In complementary bipolar complementary-metal-oxide semiconductor (BiCMOS) fabrication processes, bipolar devices and CMOS devices are integrated on the same semiconductor substrate. BiCMOS fabrication processes are flexible in terms of circuit design but can also be very expensive since high performance bipolar devices, such as NPN and PNP silicon-germanium (SiGe) bipolar transistors, require a high mask count when integrated on the same semiconductor substrate as the CMOS devices.
In one approach of complementary BiCMOS process flow, a complex process requiring a mask count in the range of approximately 40 to 50 masking layers is used to form SiGe heterojunction bipolar transistors for both NPN and PNP devices.
In this approach, the process flow enables high performance devices but at a high cost. While this approach might be reasonable for low volume applications where higher wafer costs do not necessarily determine the economic feasibility of a given product, for high volume applications economic concerns dictate that the wafer cost be minimized as much as possible in order to enable a cost effective and profitable product.

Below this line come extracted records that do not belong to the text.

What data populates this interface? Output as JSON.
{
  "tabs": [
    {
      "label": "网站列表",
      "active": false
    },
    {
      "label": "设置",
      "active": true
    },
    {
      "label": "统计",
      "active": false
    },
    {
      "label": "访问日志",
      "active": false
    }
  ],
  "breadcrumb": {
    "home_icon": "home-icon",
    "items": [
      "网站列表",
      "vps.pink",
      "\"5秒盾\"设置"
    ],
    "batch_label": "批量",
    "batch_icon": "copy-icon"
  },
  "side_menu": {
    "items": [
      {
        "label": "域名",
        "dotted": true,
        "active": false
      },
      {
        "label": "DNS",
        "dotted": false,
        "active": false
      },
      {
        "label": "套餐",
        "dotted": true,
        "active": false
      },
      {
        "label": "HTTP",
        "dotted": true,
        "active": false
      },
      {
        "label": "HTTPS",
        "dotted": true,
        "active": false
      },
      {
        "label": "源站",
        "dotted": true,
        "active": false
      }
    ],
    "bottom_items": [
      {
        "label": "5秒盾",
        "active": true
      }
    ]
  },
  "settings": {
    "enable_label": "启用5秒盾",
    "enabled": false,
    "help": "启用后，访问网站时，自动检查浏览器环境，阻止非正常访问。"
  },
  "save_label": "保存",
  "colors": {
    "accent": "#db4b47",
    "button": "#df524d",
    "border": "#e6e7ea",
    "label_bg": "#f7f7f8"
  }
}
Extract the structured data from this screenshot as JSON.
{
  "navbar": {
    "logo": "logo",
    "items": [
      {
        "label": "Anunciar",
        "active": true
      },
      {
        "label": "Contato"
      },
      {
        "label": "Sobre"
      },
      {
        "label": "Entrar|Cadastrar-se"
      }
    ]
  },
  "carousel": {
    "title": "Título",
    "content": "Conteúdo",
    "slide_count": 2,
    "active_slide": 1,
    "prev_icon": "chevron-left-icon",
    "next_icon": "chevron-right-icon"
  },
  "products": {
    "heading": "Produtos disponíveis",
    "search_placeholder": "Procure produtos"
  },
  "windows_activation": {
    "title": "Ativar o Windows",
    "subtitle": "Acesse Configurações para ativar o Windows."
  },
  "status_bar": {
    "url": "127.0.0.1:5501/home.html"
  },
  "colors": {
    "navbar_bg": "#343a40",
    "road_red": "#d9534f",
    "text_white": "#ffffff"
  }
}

In another approach, a relatively simple process flow is used for co-implantation of an undoped SiGe layer to form the bases of the NPN and PNP devices. Although, in this approach, cost is reduced but device performance is compromised by the lack of independently customized SiGe profiles for the bases of the NPN and PNP devices.
Thus, there is a need in the art for a complementary BiCMOS process for efficiently integrating complementary bipolar devices, such as SiGe NPN and PNP devices, with CMOS devices with reduced masking steps to lower manufacturing cost and simplify processing complexity.